L'Exil, roman (102)



Depuis quelque temps, Ovide remarquait dans les ruelles de Tomis des silhouettes qui disparaissaient à son approche. Des hommes trop bien vêtus pour être du pays, mais trop négligés pour être marchands. Ils fréquentaient l’auberge du port, y restaient des heures sans parler, jouant aux dés d’un air absent. Et toujours, leurs yeux sombres se levaient dès qu’il entrait.

On lui parla d’espions. Rome n’oubliait pas ses exilés. Même ici, au bord de la mer Noire, l’empereur étendait ses filets. On disait que des courriers, expédiés par les légats de Mésie, passaient de main en main, porteurs de rapports scellés et de lettres interceptées.

Ovide, qui écrivait encore, la nuit, des vers de plainte adressés à de faux amis restés à Rome, comprit que ses missives n’arrivaient pas.
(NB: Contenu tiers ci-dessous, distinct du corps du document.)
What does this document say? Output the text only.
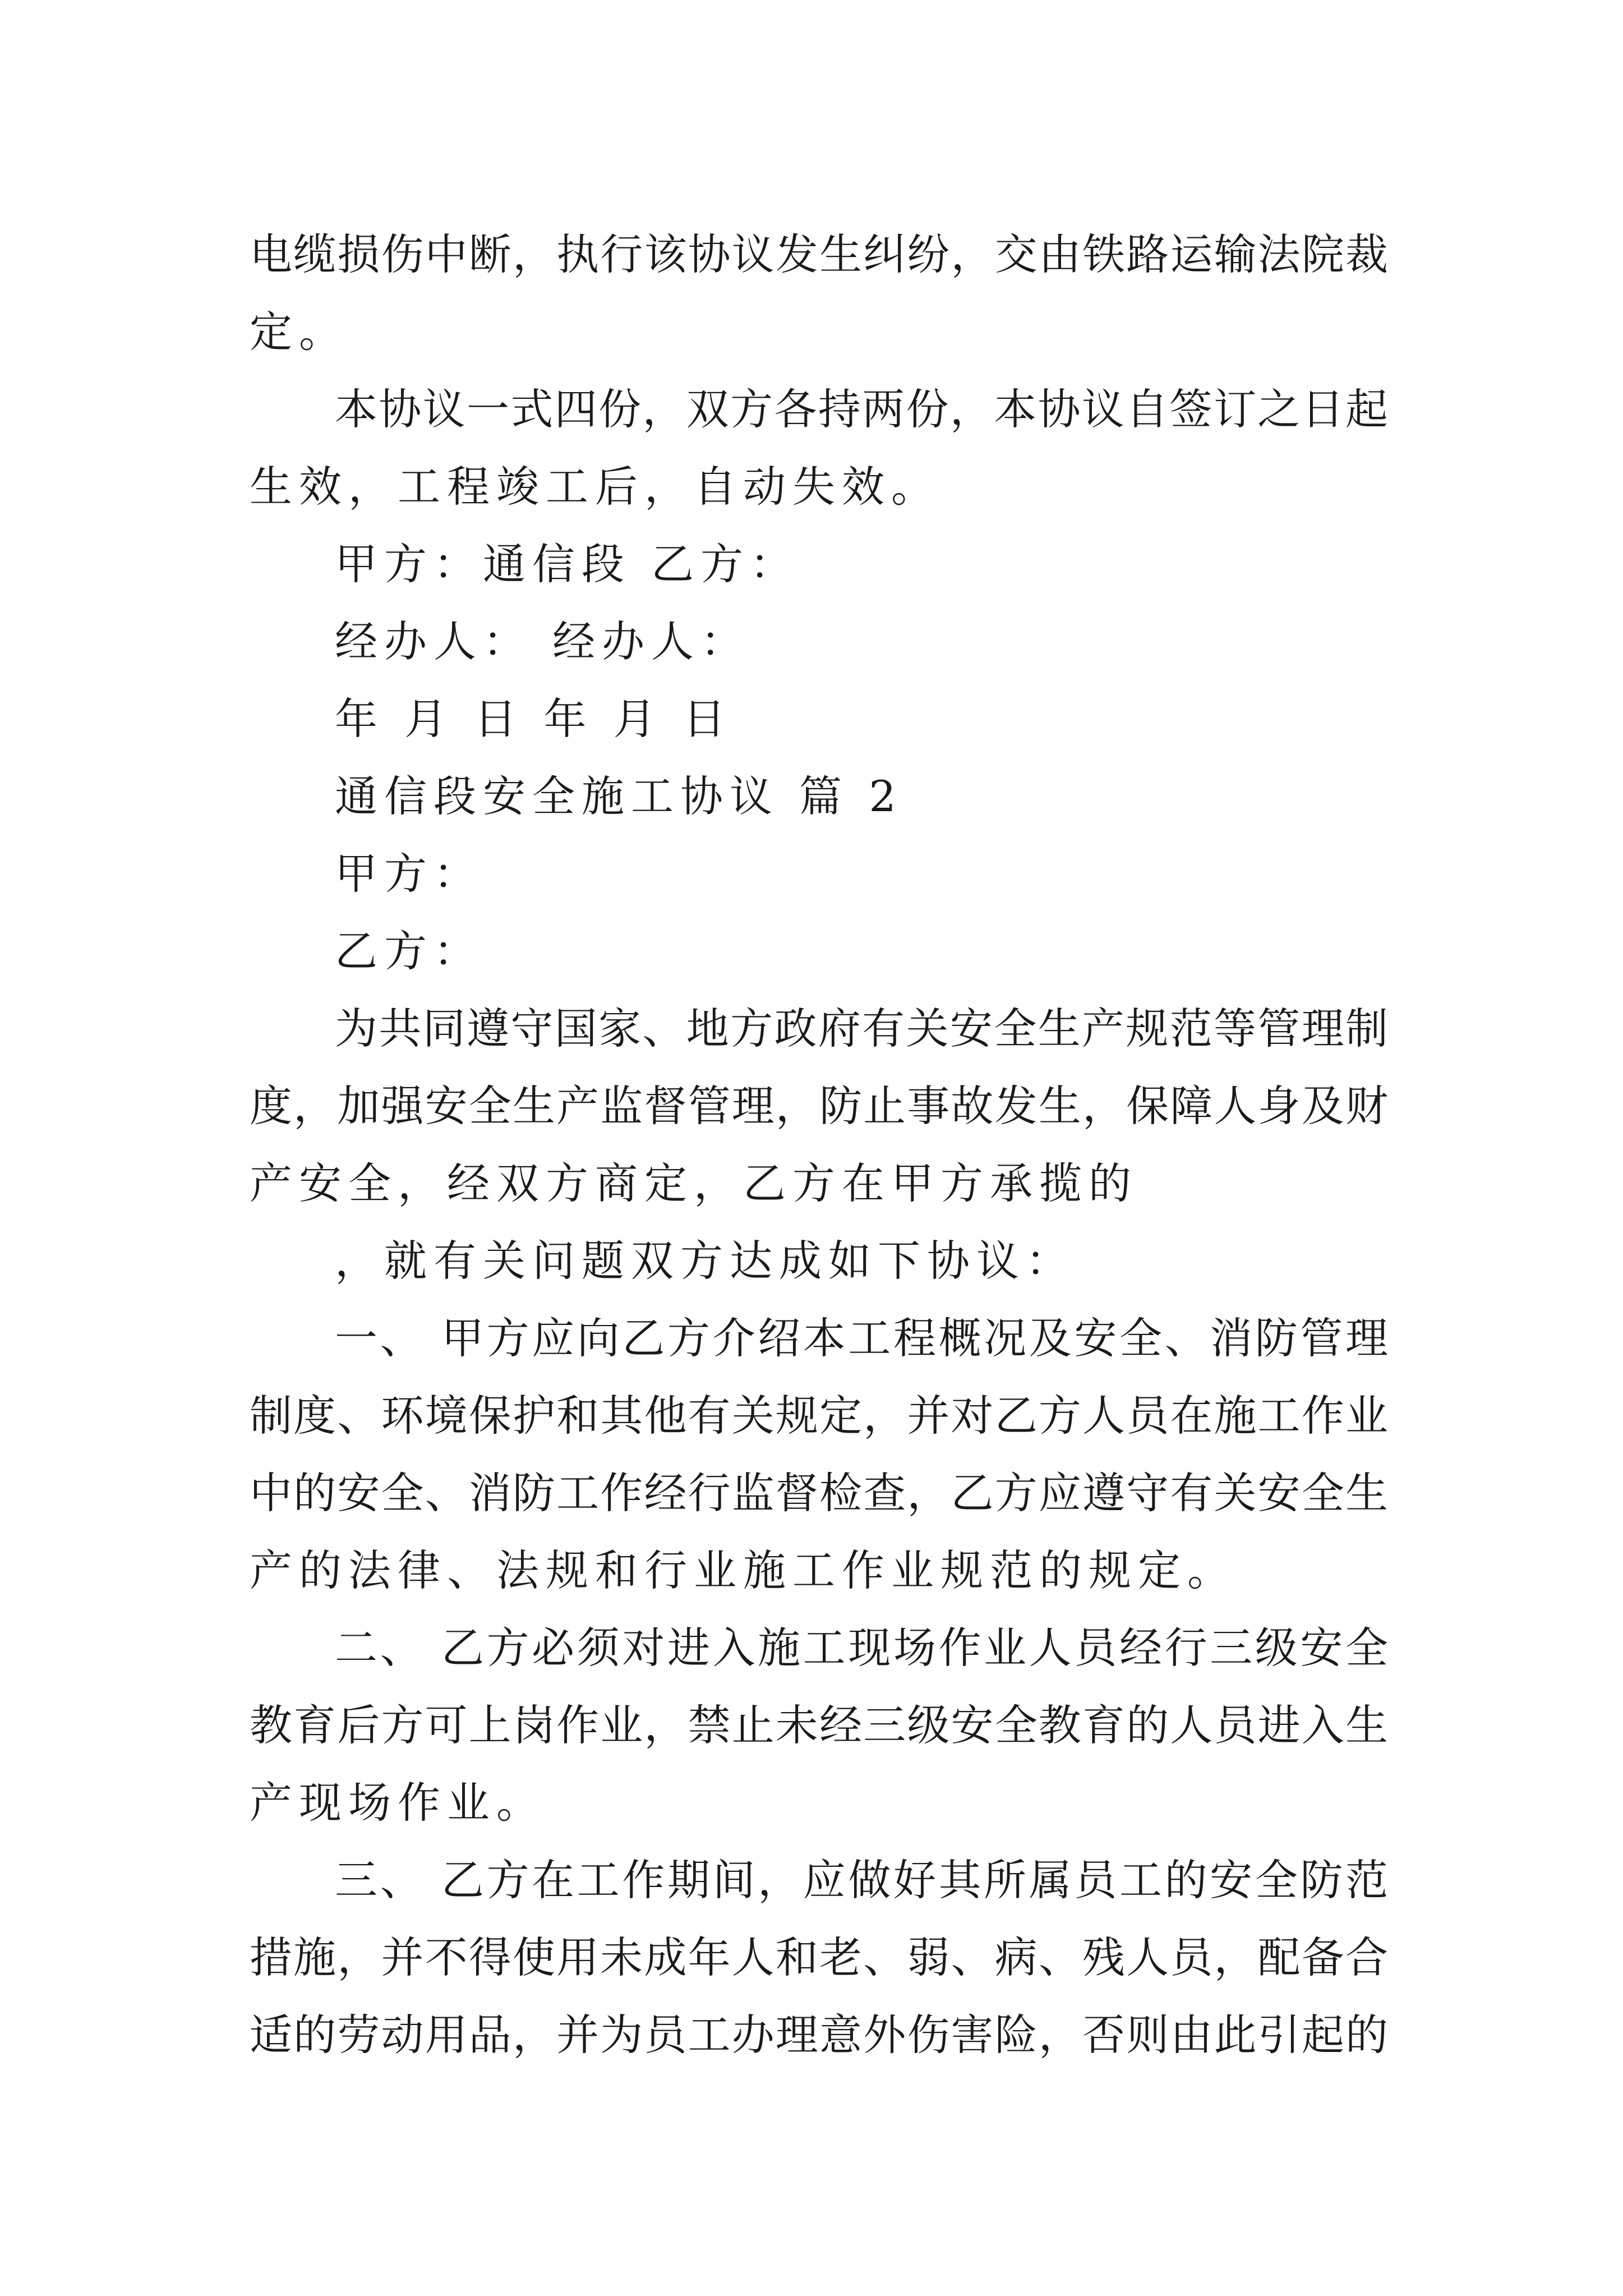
电缆损伤中断，执行该协议发生纠纷，交由铁路运输法院裁
定。
本协议一式四份，双方各持两份，本协议自签订之日起
生效，工程竣工后，自动失效。
甲方：通信段 乙方：
经办人： 经办人：
年 月 日 年 月 日
通信段安全施工协议 篇 2
甲方：
乙方：
为共同遵守国家、地方政府有关安全生产规范等管理制
度，加强安全生产监督管理，防止事故发生，保障人身及财
产安全，经双方商定，乙方在甲方承揽的
，就有关问题双方达成如下协议：
一、 甲方应向乙方介绍本工程概况及安全、消防管理
制度、环境保护和其他有关规定，并对乙方人员在施工作业
中的安全、消防工作经行监督检查，乙方应遵守有关安全生
产的法律、法规和行业施工作业规范的规定。
二、 乙方必须对进入施工现场作业人员经行三级安全
教育后方可上岗作业，禁止未经三级安全教育的人员进入生
产现场作业。
三、 乙方在工作期间，应做好其所属员工的安全防范
措施，并不得使用未成年人和老、弱、病、残人员，配备合
适的劳动用品，并为员工办理意外伤害险，否则由此引起的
Elles se perdaient mystérieusement, ou bien reparaissaient, ouvertes, l’argile du sceau brisée. Et quand parfois une réponse lui parvenait, elle avait l’air étrangement froide, comme si ses amis ne voulaient plus de lui, ou craignaient de se compromettre.

À Tomis, on lui montrait des sourires complaisants. Mais derrière ces sourires, il sentait une réserve, une gêne, comme si chacun savait quelque chose qu’on ne lui disait pas. On l’invitait à boire, à partager le pain, et les conversations, toujours, glissaient sur Rome, sur ses souvenirs, sur les nouvelles qu’il espérait. Il parlait alors, avec l’émotion d’un homme qui revit sa patrie dans les mots — et il voyait, plus tard, les mêmes paroles se retourner contre lui, répétées, déformées, comme si chaque aveu, chaque confidence servait à nourrir un dossier invisible.

Parfois, il rencontrait un jeune Grec qui affectait une amitié ardente, lui citait Homère et parlait de poésie. Mais Ovide devinait trop vite, dans l’empressement du garçon, l’ombre d’un calcul. Ce n’était pas l’enthousiasme sincère, mais la curiosité d’un informateur. Le poète se retirait alors, écœuré, et il lui semblait que même ses vers, griffonnés à la hâte, devenaient suspects, comme si l’encre elle-même était surveillée.

La solitude s’épaississait autour de lui. Ses mots n’étaient plus des ponts vers Rome, mais des pièges tendus par des mains invisibles. Et dans ce silence pesant, il découvrit une vérité plus cruelle que l’exil : ce n’étaient pas les barbares, ni la steppe glacée, qui le détruisaient, mais la rumeur, la méfiance, les faux amis. La politique, jusque dans cette ville de boue et de vent, continuait de traquer le poète — et Auguste, loin, très loin, riait peut-être de ce réseau de fils tendus pour tenir en cage un homme déjà brisé.

L’exil n’est pas seulement l’absence. C’est la présence constante de ceux qui vous observent, l’œil froid de l’ennemi caché derrière chaque visage.